Let us now see why 5. entails 3. Denoting the unique maximal left ideal with $M$, we deduce by virtue of the general relation (s) - mentioned in the preliminary notation paragraphs above - that $A \setminus \mathrm{U}_{\mathrm{s}}(A)=M$ in this particular situation, for the simple reason that $\mathscr{IdMax}_{\mathrm{s}}(A)=\{M\}$. This being the case, for no element $x \in A$ can both $x$ and $1_A-x$ fail to be left-invertible since that would entail $x, 1_A-x \in M$ and hence $1_A \in M$, clearly absurd. This shows that 5. implies 4. and we have seen above how 4. leads back to 3.
All that is left now in order to close the loop of equivalences is to establish the implication 3. $\Rightarrow$ 1. Assume thus that 3. holds, to the end of establishing $M \stackrel{\textrm{def}}{=} A \setminus \mathrm{U}(A)$ is a bilateral ideal of $A$. Since $A$ is non-zero, $0_A$ cannot be a unit and hence $0_A \in M$. The fact that $M$ is additively symmetric - i.e. the fact that $-M=M$ - is obvious, since the opposite of a unit is a unit and hence the opposite of a non-unit remains a non-unit (by opposite I mean symmetric with respect to addition, inverse being terminology that should be reserved strictly for multiplicative contexts). We argue by contradiction that $M$ is closed under addition: assume the existence of two elements $a, b \in M$ such that their sum $c=a+b \notin M$ no longer is in $M$, in other words is invertible. Let us remark that $\mathrm{U}(A)M, M\mathrm{U}(A) \subseteq M$, which is the simple observation that the product between a unit and a non-unit is - regardless of the order of the two factors - a non-unit. In particular, we have $c^{-1}a, c^{-1}b \in M$ since $a, b \in M$. However, $c^{-1}b=1_A-c^{-1}a$ and on account of 3. at least one of the two $c^{-1}a$, $c^{-1}b$ must be a unit. This constitutes a contradiction and means that $M$ is additively stable, property which in addition with the fore-mentioned ones establishes $M$ as an additive subgroup.

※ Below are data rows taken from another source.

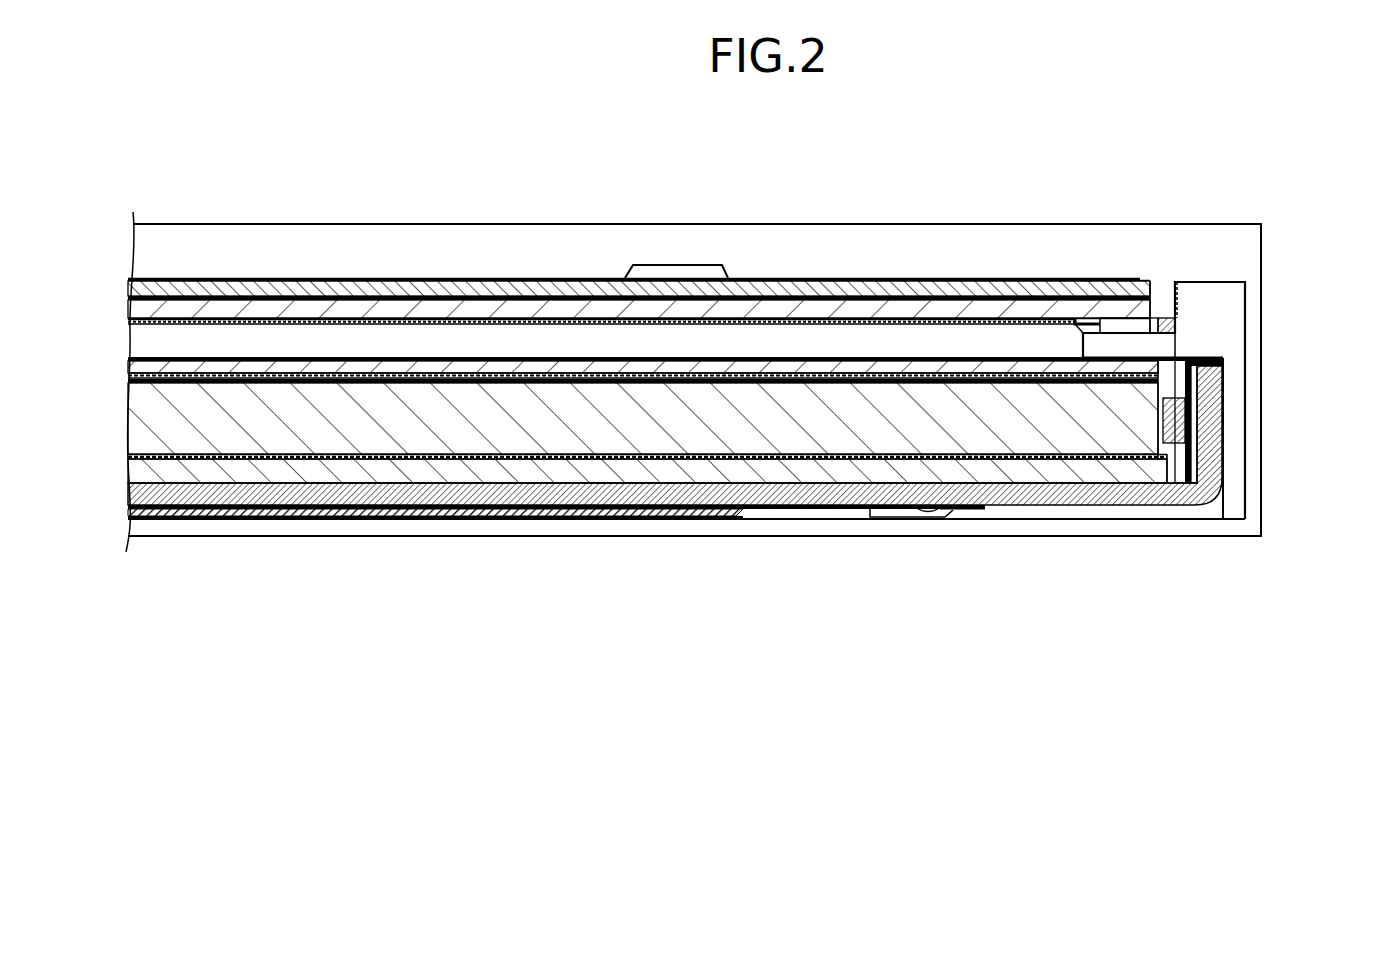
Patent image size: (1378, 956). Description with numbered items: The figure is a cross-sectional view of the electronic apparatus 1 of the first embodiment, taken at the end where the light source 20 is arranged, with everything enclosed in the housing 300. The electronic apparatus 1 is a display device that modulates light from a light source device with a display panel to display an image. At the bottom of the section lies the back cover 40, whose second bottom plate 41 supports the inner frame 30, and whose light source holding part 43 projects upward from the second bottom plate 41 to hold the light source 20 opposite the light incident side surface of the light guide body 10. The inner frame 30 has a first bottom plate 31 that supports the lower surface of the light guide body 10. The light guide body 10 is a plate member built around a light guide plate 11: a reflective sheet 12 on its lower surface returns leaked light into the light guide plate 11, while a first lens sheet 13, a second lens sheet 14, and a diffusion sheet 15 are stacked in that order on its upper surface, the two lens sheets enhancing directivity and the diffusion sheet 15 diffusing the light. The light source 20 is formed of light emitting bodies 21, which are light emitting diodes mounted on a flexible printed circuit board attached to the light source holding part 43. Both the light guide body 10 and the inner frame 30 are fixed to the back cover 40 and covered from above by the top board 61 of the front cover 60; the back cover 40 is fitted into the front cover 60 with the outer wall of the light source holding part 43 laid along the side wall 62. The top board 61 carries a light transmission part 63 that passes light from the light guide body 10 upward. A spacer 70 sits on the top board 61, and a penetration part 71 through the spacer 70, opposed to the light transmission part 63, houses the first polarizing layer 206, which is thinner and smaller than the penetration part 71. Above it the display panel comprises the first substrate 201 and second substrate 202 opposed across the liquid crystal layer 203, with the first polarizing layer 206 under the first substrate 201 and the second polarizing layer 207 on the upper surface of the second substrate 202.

The electronic apparatus 1 is at (1254, 200).
The light guide body 10 is at (63, 370).
The light guide plate 11 is at (133, 457).
The reflective sheet 12 is at (133, 480).
The first lens sheet 13 is at (140, 438).
The second lens sheet 14 is at (133, 378).
The diffusion sheet 15 is at (133, 367).
The light source 20 is at (1326, 385).
The light emitting body 21 is at (1188, 403).
The inner frame 30 is at (880, 524).
The first bottom plate 31 is at (1031, 472).
The back cover 40 is at (748, 473).
The second bottom plate 41 is at (793, 497).
The light source holding part 43 is at (1215, 467).
The front cover 60 is at (1055, 335).
The top board 61 is at (1140, 325).
The side wall 62 is at (1247, 503).
The light transmission part 63 is at (1083, 347).
The spacer 70 is at (1150, 300).
The penetration part 71 is at (1115, 347).
The first substrate 201 is at (137, 321).
The second substrate 202 is at (137, 288).
The liquid crystal layer 203 is at (138, 309).
The first polarizing layer 206 is at (133, 360).
The second polarizing layer 207 is at (134, 263).
The housing 300 is at (813, 245).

In order to establish $M$ as a bilateral ideal, it remains to show that $AM=\mathrm{U}(A)M \cup MM$ respectively $MA=MM \cup M\mathrm{U}(A)$ are both included in $M$. As we have already remarked above that the right terms in these unions are subsets of $M$, it will suffice to show that $M$ is multiplicatively stable to reach the end of our proof. Let therefore $x, y \in M$ be non-units. We rely once again on the hypothesis 3. to infer that $1_A-x$ is invertible and thus $\left(1_A-x\right)y=y-xy \in M$, by the same token that we have seen above (product between a unit and a non-unit). As $M$ is already established as an additive subgroup, we require one more step to infer from $y, y-xy \in M$ that $xy=y-(y-xy) \in M$, concluding our lengthy proof. $\Box$
With this preparation in place, we proceed to the general definition: a ring is local if it satisfies any (and hence all) of the equivalent conditions listed above. As a final remark, since the set of proper left ideals is inductive, condition 3. above is easily seen to be equivalent to the version 3.': the set of all proper left ideals admits a maximum.